NOTE: Originally posted in June, 2013.
This was a real nice clambake,
We’re mighty glad we came.
The vittles we et
Were good, you bet,
The company was the same.
Our hearts are warm, our bellies are full,
And we are feeling prime.
This was a real nice clambake,
And we all had a real good time.
It’s highly unlikely that those catchy lyrics are familiar – the chorus to a song from the 1956 movie “Carousel.”
“Real nice clambakes,” however, should be familiar – this is Maine, after all – and one of the best happens daily (twice on Saturdays and Sundays) in a location right out of that old movie, which was filmed, as it just so happens, in Boothbay Harbor.

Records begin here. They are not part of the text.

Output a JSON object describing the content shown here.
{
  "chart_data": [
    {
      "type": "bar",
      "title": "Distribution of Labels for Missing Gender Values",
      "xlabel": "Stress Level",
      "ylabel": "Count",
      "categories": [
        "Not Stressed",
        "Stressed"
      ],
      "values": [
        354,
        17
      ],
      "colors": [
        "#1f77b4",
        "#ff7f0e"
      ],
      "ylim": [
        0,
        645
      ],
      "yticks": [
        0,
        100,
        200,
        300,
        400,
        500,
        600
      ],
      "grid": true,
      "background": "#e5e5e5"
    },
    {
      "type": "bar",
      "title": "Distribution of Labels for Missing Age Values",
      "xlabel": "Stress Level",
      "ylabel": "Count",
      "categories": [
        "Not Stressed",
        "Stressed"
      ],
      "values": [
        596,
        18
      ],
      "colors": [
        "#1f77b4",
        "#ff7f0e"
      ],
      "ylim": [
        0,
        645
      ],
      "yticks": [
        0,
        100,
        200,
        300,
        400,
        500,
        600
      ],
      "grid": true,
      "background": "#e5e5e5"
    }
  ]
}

For more than 50 years, Cabbage Island Clambakes have operated almost every summer on postcard-pretty Cabbage Island, just off of Boothbay in Linekin Bay. Now, before you think (I did) that taking a boat to an island for a clambake sounds a little goofy (i.e. just for tourists), it’s actually a great time. And the food’s good too.
Part of Boothbay Harbor’s annual Windjammer Days festival is a Cabbage Island Clambake for the captains, crew and passengers of the windjammers anchored out in Linekin Bay, plus assorted people involved with the festival, one of whom graciously invited me. I was ferried to the island by Harbormaster Peter Ripley and his wife Mary on their fishing boat, “Breakaway;” Cabbage Island also has its own boat, the “Bennie Alice,” which leaves from the harbor.

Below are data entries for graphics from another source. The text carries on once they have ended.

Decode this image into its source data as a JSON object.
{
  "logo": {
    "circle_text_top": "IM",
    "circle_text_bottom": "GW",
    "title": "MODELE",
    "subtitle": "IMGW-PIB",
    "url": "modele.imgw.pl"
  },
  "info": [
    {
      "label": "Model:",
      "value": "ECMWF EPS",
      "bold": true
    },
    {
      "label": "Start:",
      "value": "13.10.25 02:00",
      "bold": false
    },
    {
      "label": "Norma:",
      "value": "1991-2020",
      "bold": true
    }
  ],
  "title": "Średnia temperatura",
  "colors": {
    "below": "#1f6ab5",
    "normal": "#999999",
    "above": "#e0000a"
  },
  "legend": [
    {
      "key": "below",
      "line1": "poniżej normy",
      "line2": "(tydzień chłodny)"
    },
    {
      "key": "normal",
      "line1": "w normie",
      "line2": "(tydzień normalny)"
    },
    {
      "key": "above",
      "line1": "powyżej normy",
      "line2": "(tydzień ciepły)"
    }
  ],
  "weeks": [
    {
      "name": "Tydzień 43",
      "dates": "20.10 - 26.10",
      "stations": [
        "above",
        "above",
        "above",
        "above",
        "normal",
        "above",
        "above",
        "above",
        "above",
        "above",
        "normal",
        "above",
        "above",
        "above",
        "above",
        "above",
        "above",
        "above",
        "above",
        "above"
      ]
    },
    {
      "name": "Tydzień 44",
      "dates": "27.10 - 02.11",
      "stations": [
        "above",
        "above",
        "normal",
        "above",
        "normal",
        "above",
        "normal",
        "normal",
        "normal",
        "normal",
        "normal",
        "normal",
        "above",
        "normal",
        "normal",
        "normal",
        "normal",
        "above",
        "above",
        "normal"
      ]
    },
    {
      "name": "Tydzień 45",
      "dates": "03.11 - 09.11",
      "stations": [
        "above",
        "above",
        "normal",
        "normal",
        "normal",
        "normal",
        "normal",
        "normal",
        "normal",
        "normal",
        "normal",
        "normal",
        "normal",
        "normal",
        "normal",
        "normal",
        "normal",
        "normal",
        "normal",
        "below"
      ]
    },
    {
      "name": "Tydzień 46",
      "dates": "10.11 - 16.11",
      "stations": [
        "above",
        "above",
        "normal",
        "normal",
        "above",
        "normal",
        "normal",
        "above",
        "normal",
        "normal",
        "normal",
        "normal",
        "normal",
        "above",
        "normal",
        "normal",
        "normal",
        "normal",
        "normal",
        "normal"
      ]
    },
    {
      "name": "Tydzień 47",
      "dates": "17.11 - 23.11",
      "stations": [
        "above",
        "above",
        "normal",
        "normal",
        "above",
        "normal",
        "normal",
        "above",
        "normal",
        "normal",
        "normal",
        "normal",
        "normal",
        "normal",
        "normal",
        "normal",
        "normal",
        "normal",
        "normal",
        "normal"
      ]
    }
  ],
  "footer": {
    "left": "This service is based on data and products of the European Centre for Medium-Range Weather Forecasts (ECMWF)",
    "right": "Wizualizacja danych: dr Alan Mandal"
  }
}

Cabbage Island is beautiful, and having four big schooners moored just offshore made the scenery even better. As crews brought passengers to the dock, we wandered around the 5 1/2 acre island to find the perfect picnic table. Some are right outside the main lodge (where you will enjoy your lobster if it rains) others are scattered about, so you don’t feel as if you are eating in the outdoor version of a dining hall. Staff members took orders for drinks, generously poured into plastic cups.

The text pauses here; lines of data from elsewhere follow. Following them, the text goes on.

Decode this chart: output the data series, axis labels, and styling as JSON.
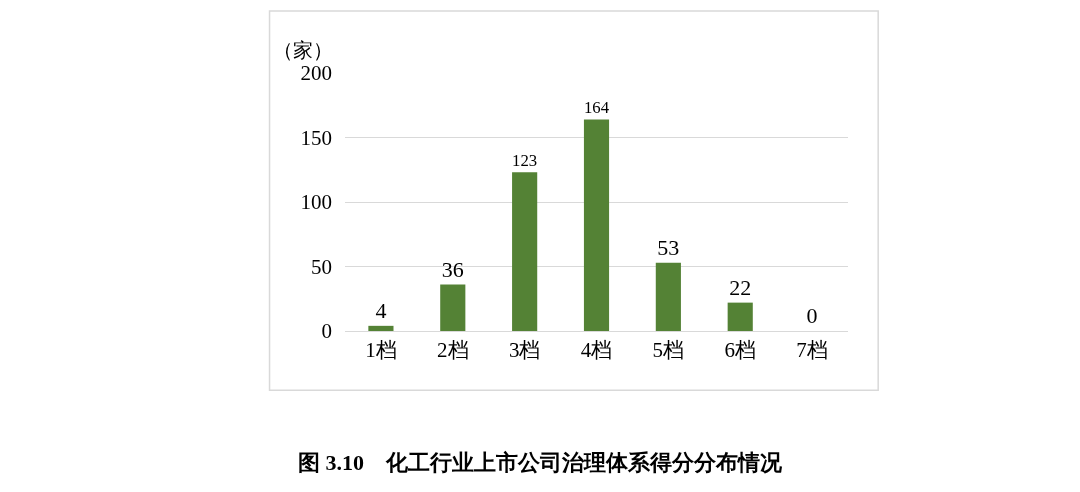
{
  "chart_data": {
    "type": "bar",
    "title": "图 3.10　化工行业上市公司治理体系得分分布情况",
    "ylabel": "（家）",
    "categories": [
      "1档",
      "2档",
      "3档",
      "4档",
      "5档",
      "6档",
      "7档"
    ],
    "values": [
      4,
      36,
      123,
      164,
      53,
      22,
      0
    ],
    "color": "#548235",
    "ylim": [
      0,
      200
    ],
    "yticks": [
      0,
      50,
      100,
      150,
      200
    ],
    "grid": "y",
    "data_labels": true,
    "legend": false
  }
}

We watched the “bake” steaming under tarps over a wood fire until the first bell rang, indicating fish chowder was being served. The classic recipe: salt pork, onion, potato and fish in a milky broth served super hot; it was perfect.
The rest of the meal was just as well-prepared: lobster (we had just one, but CIC usually serves two per guest); steamer clams, baked potato, a whole onion, ear of corn and a hardboiled egg. Wayne Moore, who with his brother Bob is the second owner of Cabbage Island Clambakes, explained that eggs were traditionally placed on the top of the layers of a lobster bake to act as a sort of thermometer – when they are hard-cooked; everything is done.
Dessert is another Maine classic – blueberry cake – served in hefty slices.
The whole thing costs $59.95 per person (including the boat ride on the Bennie Alice out and back, but not including drinks, tax and tip). You’d pay at least that for dinner in many Portland restaurants; in my opinion, the experience is absolutely worth the price.